1. Overview

In this tutorial, we'll learn how to display Pandas DataFrame as a heatmap.

So we might start with: what is a heatmap in Data Science? According to wikipedia:

A heat map (or heatmap) is a data visualization technique that shows the magnitude of a phenomenon as color in two dimensions.

2. Setup

We are going to create test DataFrame following two articles:

We are using np.random.randn(10, 3) to create DataFrame with 10 rows and 3 columns- with random values:

import numpy as np
import pandas as pd
from pandas.util.testing import makePeriodSeries

s = makeTimeSeries(10)

cols = ['col_1', 'col_2']
df = pd.DataFrame(abs(np.random.randn(10, 2)), columns=cols)
df['item'] = 'item: ' + df.index.astype(str)
df['date'] = s.index
col_1 col_2 item date
0 0.448082 0.334594 item: 0 2000-01-03
1 0.727165 0.349513 item: 1 2000-01-04
2 0.628442 0.485067 item: 2 2000-01-05
3 0.193080 1.361732 item: 3 2000-01-06
4 0.358394 0.746719 item: 4 2000-01-07
5 0.089303 1.600171 item: 5 2000-01-10
6 0.126041 0.943686 item: 6 2000-01-11
7 0.002382 0.516401 item: 7 2000-01-12
8 0.058525 1.233783 item: 8 2000-01-13
9 1.433061 1.703305 item: 9 2000-01-14

3. Pandas: Display DataFrame as heatmap with style.background_gradient

Pandas offer method style.background_gradient() which helps us very easily to create beautiful colored heatmap:

df.style.background_gradient(cmap='Greens')

The background gradient it will applied only for the numeric columns:

  col_1 col_2 item date
0 0.448082 0.334594 item: 0 2000-01-03
1 0.727165 0.349513 item: 1 2000-01-04
2 0.628442 0.485067 item: 2 2000-01-05
3 0.193080 1.361732 item: 3 2000-01-06
4 0.358394 0.746719 item: 4 2000-01-07
5 0.089303 1.600171 item: 5 2000-01-10
6 0.126041 0.943686 item: 6 2000-01-11
7 0.002382 0.516401 item: 7 2000-01-12
8 0.058525 1.233783 item: 8 2000-01-13
9 1.433061 1.703305 item: 9 2000-01-14

The method background_gradient() take as argument cmap which can have different values like:

  • Blues
  • Greens

To learn more about Pandas colors and palettes please visit:

4. Seaborn: Display DataFrame as heatmap with sns.heatmap

There is a library for data visualization called Seaborn: statistical data visualization.

This library offers method called: seaborn.heatmap()

The method works only on numerical values. So we can use it as follow:

import seaborn as sns

sns.heatmap(df[['col_1', 'col_2']])

the DataFrame will looks like:

display-pandas-dataframe-heatmap-seaborn-sns

If you try to call the method: sns.heatmap() on the whole DataFrame you will get an error:

ValueError: could not convert string to float: 'item: 0'

Another way to solve the error is by pivoting data on some columns. For example we can pivot on columns:

  • "date"
  • "item"

and get as values column - "col_1":

sns.heatmap(df.pivot("date", "item",values='col_1'))

This will convert the DataFrame into beautiful heatmap:

display-pandas-dataframe-heatmap-seaborn-pivot

Again we can provide parameter cmap which can take similar values as the background_gradient().

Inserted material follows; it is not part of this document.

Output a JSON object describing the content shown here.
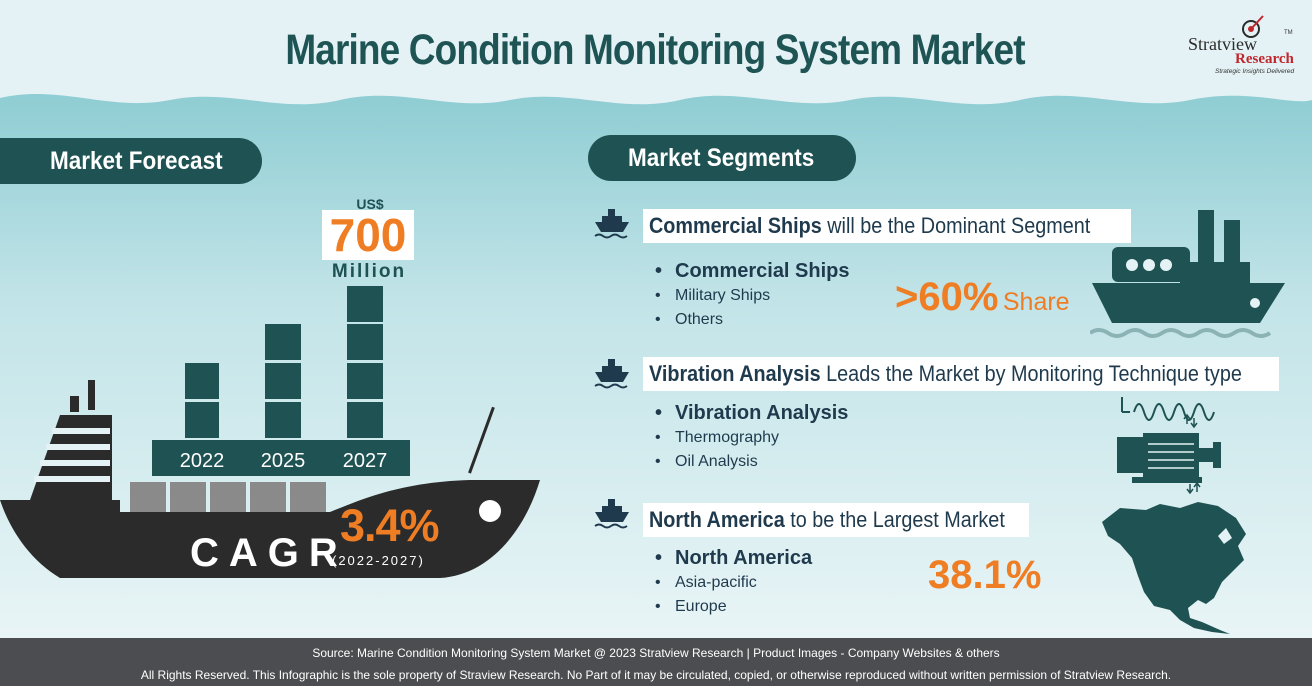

5. Interactive heatmap with Plotly

If you like to make your DataFrame as aa interactive heatmap then you can use library called:

Again as Seaborn we need to use only numeric values:

import plotly.express as px
fig = px.imshow(df[['col_1', 'col_2']])
fig.show()

Otherwise errors will be raised. The resulted heatmap will looks like:

display-pandas-dataframe-interactive-heatmap-plotly

For categorical data we can use pivot() or similar operation in order to make it good for plotting as a heatmap.

The error is a bit different:

TypeError: Object of type Period is not JSON serializable

6. Conclusion

We covered the most popular ways to convert DataFrame to:

  • heatmap for numeric and non numeric data
  • heatmap with seaborn
  • data transformation for categorical data with pivot
  • interactive heatmap

This article will help you to select the best way to present your numeric data.